Meeting in the Clouds of Colombia
It began in the sky, where so many paragliding stories do.
That winter, I had traded offices and computer screens for mountains and thermals, following the wind across continents. Colombia had become my paragliding playground—a place where mornings began with coffee as dark as the soil and afternoons stretched endlessly into the sky.
Evan, meanwhile, was living another story. He had been working in Banff, surrounded by snow and frozen peaks, when he decided to escape winter and chase the sun south. Roldanillo was his destination: the mecca of Colombian paragliding.
And so, high above those ridgelines, weaving circles in a thermal, our paths crossed. Two strangers, suspended by fabric and string, sharing the same invisible column of rising air. We landed together. We flew again the next day. By the third, it felt inevitable—we weren’t just flying in the same sky anymore; we were beginning a story.
XC Flight. Launched from official Jerico site
Bobbins and the Road North
It was my idea, half-serious at first: a road trip through Antioquia, to find new sites, new skies, new adventures. Evan said yes without hesitation. A few days later, we had Bobbins, a tiny, stubborn rental car with more spirit than horsepower. With backpacks and wings stuffed into its frame, we drove into the unknown.
The days blurred into something wild and dreamlike. We hiked through jungles with our gliders, slept in bamboo fortresses, and launched into air that smelled of earth and rain. When we weren’t flying, we feasted like locals: plantains with cheese, sweet aguapanela, warm arepas, and endless cups of Colombian coffee.
Evenings were slower. After packing up our wings, we wandered landing fields in search of wild mushrooms, laughing at our luck when we found handfuls. That laughter faded the day armed police stopped us on a mountain road, inspected our glovebox, and found it full of dried mushrooms. There was a long silence. Then, one officer plucked a mushroom, popped it into his mouth, and waved us on our way. Colombia had its own rules, and somehow we had passed the test.
Photo taken at Jerico launch site moments before our second XC flight together.
Foraging for wild mushrooms in the Jerico landing field.

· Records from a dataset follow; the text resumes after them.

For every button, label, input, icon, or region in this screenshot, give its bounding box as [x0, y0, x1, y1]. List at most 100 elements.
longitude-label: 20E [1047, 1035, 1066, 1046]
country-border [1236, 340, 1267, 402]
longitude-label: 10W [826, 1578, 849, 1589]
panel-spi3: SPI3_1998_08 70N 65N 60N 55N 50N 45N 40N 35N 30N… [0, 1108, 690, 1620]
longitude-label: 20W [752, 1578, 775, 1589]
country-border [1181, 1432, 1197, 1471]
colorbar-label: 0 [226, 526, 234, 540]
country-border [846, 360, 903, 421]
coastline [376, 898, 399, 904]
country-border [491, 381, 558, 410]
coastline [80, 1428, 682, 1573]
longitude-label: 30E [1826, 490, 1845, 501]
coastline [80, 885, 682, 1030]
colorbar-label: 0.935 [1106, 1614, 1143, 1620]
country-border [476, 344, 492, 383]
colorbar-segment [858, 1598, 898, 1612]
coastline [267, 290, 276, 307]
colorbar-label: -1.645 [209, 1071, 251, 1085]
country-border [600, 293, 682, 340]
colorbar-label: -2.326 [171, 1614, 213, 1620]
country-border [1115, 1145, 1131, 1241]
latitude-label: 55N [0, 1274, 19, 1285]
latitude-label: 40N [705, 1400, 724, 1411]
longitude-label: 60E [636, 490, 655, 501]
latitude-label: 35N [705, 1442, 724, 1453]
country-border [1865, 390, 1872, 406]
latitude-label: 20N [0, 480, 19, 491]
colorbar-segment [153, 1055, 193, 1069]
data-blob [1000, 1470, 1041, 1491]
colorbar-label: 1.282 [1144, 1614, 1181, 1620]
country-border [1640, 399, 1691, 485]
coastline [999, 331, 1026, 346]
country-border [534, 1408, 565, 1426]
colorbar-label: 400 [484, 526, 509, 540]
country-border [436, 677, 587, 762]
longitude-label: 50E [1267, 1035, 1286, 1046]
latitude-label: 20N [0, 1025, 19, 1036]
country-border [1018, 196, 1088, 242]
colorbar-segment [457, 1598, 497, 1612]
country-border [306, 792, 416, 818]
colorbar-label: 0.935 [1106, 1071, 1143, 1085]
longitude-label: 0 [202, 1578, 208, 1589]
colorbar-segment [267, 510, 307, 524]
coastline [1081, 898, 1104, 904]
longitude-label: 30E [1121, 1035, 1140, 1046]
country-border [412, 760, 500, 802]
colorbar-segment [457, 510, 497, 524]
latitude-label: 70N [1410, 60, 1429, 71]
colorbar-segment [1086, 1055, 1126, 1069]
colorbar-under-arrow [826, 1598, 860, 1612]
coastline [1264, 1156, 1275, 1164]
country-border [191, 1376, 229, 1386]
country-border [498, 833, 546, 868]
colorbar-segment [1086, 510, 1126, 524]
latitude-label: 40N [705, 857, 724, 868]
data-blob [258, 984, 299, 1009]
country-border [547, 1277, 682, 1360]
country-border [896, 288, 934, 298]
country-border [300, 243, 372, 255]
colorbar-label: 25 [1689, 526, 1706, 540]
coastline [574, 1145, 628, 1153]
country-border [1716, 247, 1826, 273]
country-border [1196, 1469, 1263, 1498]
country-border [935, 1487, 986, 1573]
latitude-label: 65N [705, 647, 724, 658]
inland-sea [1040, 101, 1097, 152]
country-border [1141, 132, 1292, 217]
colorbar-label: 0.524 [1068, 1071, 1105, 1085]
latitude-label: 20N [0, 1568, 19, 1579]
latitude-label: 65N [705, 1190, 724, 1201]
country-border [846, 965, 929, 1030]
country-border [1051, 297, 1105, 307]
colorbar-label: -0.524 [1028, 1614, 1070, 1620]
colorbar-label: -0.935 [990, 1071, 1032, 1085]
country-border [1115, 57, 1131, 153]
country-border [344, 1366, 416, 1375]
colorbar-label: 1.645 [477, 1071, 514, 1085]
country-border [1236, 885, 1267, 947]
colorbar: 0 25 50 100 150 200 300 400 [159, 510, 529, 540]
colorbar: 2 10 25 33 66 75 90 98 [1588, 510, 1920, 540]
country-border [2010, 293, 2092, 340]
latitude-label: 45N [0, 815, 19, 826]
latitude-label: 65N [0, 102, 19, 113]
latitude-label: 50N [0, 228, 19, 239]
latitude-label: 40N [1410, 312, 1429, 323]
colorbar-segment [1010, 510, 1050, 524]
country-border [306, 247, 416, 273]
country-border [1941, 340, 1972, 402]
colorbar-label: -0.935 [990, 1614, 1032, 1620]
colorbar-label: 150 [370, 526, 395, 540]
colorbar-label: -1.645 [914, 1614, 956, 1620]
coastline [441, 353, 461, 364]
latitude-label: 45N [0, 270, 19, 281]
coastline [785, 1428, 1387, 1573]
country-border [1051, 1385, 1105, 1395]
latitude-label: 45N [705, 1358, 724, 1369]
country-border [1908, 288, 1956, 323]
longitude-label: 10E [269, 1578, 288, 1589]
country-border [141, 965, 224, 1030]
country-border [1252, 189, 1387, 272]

A beautiful photo taken during our hike and fly overlooking the Cauca River and mountains of Antioquia.
The People We Met
On the winding road from Jericó to Jardín, we picked up a hitchhiker. He told us he had walked away from his tech startup after a midlife crisis at twenty-seven and was now hitchhiking all the way to Patagonia. Between potholes and rockslides, I painted his nails neon green in the backseat.
In the hills near Jericó, we stumbled upon a hermit artist. He lived alone in a mountain shack, surrounded by canvases and silence. He brewed us coffee and spoke of his life—his art, his solitude, and all the dangers of the world outside his refuge. His words hung in the air long after we left.
“Bobbins” our mighty rental car, and the hitch hiker we picked up in Jerico. Photo taken in the small town of Buenos Aires, Antioquia, Colombia.
The Last Push
Bobbins endured more than any small car should. We drove over roads torn by rain, through mud pools, past rock slides, bouncing between potholes so deep they felt like craters. Sometimes, the only way to start the engine was to roll down a hill. Somehow, improbably, we always kept going.
And at last, just minutes before Evan’s bus was set to leave Roldanillo for Cali, we rolled back into town. He left for Banff. I stayed, my heart heavier and lighter all at once.
Many rocks were moved during our journey through the backroads heading from Jerico to Jardin.
A Dream We Lived
Looking back, it still feels like a dream: the jungles of Antioquia, the strangers who became part of our story, the food, the laughter, the sky, and that ridiculous little car that refused to die.
It wasn’t just a paragliding trip. It was the beginning of something bigger—our greatest flight, together.